One thing is clear: OpenAI is fundamentally changed, and so are its products, including ChatGPT and its API platform. This upheaval underscores the rapidly evolving landscape of the AI industry, where debates about the risks of advanced AI systems and the potential threats of artificial general intelligence (AGI) will persist.
Such conflicts are likely to resurface, especially in AI labs focused on balancing research and product development. As a result, businesses relying on OpenAI’s technology need to reevaluate their strategies as the company navigates this uncertainty.
In this context, the open-source model market may emerge as a significant beneficiary. Unlike closed-source platforms such as OpenAI’s, open-source models grant users full control and responsibility over their applications. They avoid the pitfalls of a single point of failure, such as an API server or indecisive leadership.
According to reports, over 100 OpenAI customers have reached out to competitors like Anthropic, Google Cloud, Cohere, and Microsoft Azure following the upheaval.

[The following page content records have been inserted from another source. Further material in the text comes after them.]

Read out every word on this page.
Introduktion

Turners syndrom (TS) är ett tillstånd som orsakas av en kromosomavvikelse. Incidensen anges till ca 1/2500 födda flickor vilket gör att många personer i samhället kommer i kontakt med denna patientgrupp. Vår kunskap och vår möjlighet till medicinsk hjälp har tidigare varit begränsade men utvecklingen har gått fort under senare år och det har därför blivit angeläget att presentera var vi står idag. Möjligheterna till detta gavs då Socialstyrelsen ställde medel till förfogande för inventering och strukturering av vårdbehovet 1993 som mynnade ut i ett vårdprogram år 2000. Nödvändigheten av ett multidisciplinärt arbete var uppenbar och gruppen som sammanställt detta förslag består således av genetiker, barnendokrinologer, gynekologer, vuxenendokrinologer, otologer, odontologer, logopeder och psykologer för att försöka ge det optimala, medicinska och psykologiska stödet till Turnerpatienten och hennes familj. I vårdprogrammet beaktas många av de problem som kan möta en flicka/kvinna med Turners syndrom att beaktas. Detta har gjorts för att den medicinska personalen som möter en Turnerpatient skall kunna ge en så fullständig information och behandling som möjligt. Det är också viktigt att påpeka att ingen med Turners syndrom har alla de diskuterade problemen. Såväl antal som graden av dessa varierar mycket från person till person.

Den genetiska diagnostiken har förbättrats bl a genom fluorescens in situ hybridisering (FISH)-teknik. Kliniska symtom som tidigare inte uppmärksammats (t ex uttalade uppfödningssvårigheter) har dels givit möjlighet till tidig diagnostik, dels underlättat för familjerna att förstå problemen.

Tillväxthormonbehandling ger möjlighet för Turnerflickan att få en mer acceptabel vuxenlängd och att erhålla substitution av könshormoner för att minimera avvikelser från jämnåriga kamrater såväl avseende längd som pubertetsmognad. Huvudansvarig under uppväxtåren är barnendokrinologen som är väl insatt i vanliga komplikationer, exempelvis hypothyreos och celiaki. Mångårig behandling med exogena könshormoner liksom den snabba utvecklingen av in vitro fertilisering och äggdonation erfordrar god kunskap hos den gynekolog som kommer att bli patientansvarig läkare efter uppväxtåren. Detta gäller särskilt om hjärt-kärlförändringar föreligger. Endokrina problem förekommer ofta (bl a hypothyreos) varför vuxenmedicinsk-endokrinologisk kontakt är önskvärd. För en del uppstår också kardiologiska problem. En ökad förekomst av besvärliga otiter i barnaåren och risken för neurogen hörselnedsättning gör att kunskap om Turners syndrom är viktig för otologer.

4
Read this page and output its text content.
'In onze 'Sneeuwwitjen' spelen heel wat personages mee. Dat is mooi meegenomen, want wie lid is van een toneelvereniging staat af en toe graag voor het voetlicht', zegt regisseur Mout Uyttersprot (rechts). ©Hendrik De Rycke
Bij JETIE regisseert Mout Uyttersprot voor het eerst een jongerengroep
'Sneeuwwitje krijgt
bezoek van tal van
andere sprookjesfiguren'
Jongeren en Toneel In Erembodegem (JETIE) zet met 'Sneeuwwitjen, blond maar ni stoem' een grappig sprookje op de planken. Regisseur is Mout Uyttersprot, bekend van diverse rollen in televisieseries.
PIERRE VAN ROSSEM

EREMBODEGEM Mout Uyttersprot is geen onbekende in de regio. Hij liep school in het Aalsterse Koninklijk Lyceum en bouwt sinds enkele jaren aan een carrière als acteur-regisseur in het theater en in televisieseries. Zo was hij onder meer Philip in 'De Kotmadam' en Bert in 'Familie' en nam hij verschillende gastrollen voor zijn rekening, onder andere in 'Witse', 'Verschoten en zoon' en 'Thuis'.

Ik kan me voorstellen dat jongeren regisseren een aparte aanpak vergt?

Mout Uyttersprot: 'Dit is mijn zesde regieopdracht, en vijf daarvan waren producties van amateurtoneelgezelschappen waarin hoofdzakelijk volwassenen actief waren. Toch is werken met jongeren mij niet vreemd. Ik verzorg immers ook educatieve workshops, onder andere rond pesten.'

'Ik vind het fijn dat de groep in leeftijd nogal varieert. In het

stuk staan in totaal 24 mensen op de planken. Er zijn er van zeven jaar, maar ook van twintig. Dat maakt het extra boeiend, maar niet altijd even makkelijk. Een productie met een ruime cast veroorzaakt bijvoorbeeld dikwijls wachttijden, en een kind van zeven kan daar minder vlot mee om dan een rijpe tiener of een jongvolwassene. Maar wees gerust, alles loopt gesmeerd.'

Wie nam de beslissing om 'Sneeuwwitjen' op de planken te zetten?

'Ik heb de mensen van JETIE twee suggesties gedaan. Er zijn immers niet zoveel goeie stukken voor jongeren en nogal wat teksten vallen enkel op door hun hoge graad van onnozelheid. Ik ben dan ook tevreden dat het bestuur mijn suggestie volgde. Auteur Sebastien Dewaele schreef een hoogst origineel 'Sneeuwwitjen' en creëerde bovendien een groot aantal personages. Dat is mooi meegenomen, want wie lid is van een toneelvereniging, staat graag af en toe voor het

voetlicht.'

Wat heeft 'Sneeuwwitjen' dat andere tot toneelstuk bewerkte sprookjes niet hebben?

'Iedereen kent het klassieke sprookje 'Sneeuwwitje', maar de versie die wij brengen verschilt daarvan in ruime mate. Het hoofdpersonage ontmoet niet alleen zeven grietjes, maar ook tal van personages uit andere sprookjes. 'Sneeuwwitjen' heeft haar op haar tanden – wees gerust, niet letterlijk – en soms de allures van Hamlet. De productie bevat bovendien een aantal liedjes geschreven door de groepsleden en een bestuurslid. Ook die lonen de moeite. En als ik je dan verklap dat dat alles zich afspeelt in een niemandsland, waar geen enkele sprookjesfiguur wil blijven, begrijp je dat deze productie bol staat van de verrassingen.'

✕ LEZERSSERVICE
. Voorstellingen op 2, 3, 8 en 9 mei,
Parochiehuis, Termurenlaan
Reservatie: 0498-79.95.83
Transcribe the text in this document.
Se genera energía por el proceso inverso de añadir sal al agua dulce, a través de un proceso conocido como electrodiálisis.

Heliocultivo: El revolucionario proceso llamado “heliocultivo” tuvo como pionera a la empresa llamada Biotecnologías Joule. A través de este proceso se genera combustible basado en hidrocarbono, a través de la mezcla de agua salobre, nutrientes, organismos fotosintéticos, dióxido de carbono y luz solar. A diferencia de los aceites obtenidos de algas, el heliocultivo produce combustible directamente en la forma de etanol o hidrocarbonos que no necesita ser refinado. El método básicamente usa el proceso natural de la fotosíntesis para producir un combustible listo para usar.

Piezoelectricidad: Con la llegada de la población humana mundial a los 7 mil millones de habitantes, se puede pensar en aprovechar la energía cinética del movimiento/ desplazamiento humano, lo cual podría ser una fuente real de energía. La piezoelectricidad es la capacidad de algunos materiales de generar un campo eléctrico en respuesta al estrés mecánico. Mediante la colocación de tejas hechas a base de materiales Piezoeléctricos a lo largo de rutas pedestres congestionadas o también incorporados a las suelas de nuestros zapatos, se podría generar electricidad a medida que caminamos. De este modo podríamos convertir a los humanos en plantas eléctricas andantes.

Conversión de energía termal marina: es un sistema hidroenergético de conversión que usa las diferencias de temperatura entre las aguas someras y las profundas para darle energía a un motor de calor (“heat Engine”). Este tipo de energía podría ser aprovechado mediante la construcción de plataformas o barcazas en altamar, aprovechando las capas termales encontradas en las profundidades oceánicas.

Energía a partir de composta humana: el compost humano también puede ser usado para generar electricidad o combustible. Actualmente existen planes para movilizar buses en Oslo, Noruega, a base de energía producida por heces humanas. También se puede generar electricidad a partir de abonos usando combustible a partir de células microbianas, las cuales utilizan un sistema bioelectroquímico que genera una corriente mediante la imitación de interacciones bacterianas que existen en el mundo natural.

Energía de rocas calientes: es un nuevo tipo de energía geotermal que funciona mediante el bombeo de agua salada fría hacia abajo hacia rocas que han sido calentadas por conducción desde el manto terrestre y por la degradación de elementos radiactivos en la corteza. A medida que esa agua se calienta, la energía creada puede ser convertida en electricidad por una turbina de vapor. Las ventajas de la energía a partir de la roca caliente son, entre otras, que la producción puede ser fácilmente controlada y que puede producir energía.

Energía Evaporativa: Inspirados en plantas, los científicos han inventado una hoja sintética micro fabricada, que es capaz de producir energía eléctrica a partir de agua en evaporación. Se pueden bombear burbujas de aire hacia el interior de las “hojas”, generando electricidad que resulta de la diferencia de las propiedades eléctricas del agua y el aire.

Businesses can choose where and how to deploy open-source models—whether on their servers, in public clouds, or through model-serving platforms. Major cloud providers offer seamless access to popular open-source models like Llama 2, Mistral, Falcon, and MPT, including Microsoft Azure AI Studio and Amazon Bedrock. This variety allows enterprises to tailor models to their existing infrastructure.
Open-source models often provide more stable performance compared to proprietary models. In recent months, there have been multiple instances of performance variations in OpenAI’s models due to ongoing retraining and adjustments. These proprietary models can be seen as opaque systems, making consistent outputs hard to achieve.
Conversely, open-source models empower enterprises by allowing them to control updates, define safeguards, and avoid sudden changes caused by external factors like jailbreak exploits shared online. The open-source model landscape is rapidly advancing, fueled by collaborative knowledge sharing among researchers and developers.
Numerous tools now enable the customization of open-source large language models (LLMs) for specific needs, offering flexibility that proprietary models typically lack. Enterprises can use techniques like quantization to reduce operational costs or low-rank adaptation to fine-tune models inexpensively, enabling many models to run on a single GPU. Open-source models can be adapted to a wide range of applications and budgets.
Companies like OpenAI face the challenge of pursuing dual objectives: achieving AGI and delivering products that generate revenue to fund their research. These goals often conflict, as highlighted by the ongoing OpenAI saga.
In reality, most enterprises are not seeking AGI, nor do they require cutting-edge models with trillions of parameters. What they need are reliable frameworks for building stable LLM applications, even if that means using models with a few billion parameters. This represents a significant opportunity within the open-source ecosystem. As the fallout from OpenAI continues, more enterprises are expected to gravitate toward open-source LLMs.
Platforms like ChatGPT are valuable for rapid prototyping and exploring advanced AI capabilities. However, once businesses identify the right applications, they will benefit more from investing in robust technologies that remain stable, irrespective of the shifting dynamics within the companies that develop them.